Leary took the jar, held it up to the glow of a Sinumbra lamp, and shook it to make the skin unfurl in the solution. After a minute or two of intense study, he lowered the jar to his knee. ‘You did a good job.’ He stood and walked to the door, where he turned, nodded once and said, ‘I’m obliged to you for salvaging it for me.’
‘I thought you wanted to know where your brother was buried?’ Leo said.
‘No need, now. I’ve got what I wanted,’ Leary said. ‘What was the name of the undertaker?’
‘Brownlow and Son. Up the street.’
Leary nodded again and walked out.
Harrie said, ‘God, how heartless.’
‘I’ll say,’ Leo agreed. ‘Not a lot of love lost there, I suspect. Not from his side, anyway. Lucky we’ve seen the last of the bugger.’
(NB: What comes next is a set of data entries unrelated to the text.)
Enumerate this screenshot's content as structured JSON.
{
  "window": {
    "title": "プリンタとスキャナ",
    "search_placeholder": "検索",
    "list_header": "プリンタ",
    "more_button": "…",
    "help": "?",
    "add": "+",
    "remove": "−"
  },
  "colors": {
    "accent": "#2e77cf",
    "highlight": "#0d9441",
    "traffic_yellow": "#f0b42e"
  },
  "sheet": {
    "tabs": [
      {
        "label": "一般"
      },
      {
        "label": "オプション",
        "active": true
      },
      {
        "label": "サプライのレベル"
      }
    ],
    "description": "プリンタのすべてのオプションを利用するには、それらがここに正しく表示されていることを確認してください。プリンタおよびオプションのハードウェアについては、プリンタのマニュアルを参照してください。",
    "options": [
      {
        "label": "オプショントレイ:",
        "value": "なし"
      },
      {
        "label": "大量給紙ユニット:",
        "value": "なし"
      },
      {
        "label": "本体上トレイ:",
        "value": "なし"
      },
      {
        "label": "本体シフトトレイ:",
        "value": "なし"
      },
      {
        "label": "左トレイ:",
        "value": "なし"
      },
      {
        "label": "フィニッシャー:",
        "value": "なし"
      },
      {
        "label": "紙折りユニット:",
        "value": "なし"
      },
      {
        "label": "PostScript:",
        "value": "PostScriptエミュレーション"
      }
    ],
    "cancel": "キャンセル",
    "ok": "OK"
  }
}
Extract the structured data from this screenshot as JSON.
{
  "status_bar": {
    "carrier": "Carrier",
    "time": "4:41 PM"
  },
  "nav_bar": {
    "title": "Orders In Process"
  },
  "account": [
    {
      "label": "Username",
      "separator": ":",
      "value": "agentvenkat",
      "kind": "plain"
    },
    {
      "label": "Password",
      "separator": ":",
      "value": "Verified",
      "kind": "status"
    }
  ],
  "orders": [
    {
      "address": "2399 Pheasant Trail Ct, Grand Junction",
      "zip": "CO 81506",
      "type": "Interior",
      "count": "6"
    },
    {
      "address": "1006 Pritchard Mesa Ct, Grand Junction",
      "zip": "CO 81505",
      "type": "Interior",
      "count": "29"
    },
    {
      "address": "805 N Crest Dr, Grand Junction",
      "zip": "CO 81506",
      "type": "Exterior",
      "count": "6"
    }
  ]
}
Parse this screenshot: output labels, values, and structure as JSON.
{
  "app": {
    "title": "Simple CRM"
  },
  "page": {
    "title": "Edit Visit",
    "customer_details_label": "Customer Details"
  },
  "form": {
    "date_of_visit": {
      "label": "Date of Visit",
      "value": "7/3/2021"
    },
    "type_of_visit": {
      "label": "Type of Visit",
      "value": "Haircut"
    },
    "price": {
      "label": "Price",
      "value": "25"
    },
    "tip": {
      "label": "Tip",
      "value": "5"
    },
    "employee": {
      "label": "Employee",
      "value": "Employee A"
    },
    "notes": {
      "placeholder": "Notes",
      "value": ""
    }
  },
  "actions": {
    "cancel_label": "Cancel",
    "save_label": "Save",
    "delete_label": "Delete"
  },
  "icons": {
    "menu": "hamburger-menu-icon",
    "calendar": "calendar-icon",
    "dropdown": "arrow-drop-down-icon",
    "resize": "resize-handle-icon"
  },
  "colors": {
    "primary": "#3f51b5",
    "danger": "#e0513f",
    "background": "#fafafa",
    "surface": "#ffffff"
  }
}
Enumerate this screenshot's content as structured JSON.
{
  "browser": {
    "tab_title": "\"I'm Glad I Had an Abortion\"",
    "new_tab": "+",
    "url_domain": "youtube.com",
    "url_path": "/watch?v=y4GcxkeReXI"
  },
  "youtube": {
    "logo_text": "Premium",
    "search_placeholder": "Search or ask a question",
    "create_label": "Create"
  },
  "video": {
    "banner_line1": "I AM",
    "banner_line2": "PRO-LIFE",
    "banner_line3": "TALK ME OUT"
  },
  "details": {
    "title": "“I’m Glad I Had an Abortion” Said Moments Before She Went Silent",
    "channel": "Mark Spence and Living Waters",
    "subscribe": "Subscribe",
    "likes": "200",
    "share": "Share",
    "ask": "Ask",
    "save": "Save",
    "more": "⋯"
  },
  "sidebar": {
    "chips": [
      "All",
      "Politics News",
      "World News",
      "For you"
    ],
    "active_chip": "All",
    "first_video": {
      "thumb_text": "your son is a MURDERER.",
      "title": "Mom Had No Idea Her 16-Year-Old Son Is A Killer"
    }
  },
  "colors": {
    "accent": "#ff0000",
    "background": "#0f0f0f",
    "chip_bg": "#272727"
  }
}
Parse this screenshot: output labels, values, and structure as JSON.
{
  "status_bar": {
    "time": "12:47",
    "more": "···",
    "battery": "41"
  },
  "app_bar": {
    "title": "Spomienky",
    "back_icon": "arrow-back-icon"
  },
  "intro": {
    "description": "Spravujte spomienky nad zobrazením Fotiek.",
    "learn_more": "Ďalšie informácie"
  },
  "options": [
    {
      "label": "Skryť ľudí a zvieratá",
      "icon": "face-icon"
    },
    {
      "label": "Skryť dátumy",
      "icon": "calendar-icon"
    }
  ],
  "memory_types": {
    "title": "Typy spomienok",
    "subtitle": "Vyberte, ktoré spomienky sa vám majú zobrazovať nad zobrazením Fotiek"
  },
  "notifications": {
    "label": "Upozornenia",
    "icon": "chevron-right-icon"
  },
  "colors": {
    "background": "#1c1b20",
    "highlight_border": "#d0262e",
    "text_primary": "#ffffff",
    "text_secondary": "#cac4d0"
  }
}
Jonah Leary wasn’t happy. He tucked the jar containing his brother’s skin awkwardly under his coat so passers-by wouldn’t gawp, and returned to deposit it in the room he’d rented for a couple of nights at the George Inn on Market Street. Then he strode purposefully back along George Street, keeping an eye open for the premises of an undertaker called Brownlow, which he located not far from the gaol.
Peering through the window, past a display of wooden and black crepe-covered coffins, he saw that the cove behind the counter was occupied with a woman in black weeds snivelling into a handkerchief, and waited until she’d finished carrying on. He raised his hat and held the door open for her as she left, then went in himself.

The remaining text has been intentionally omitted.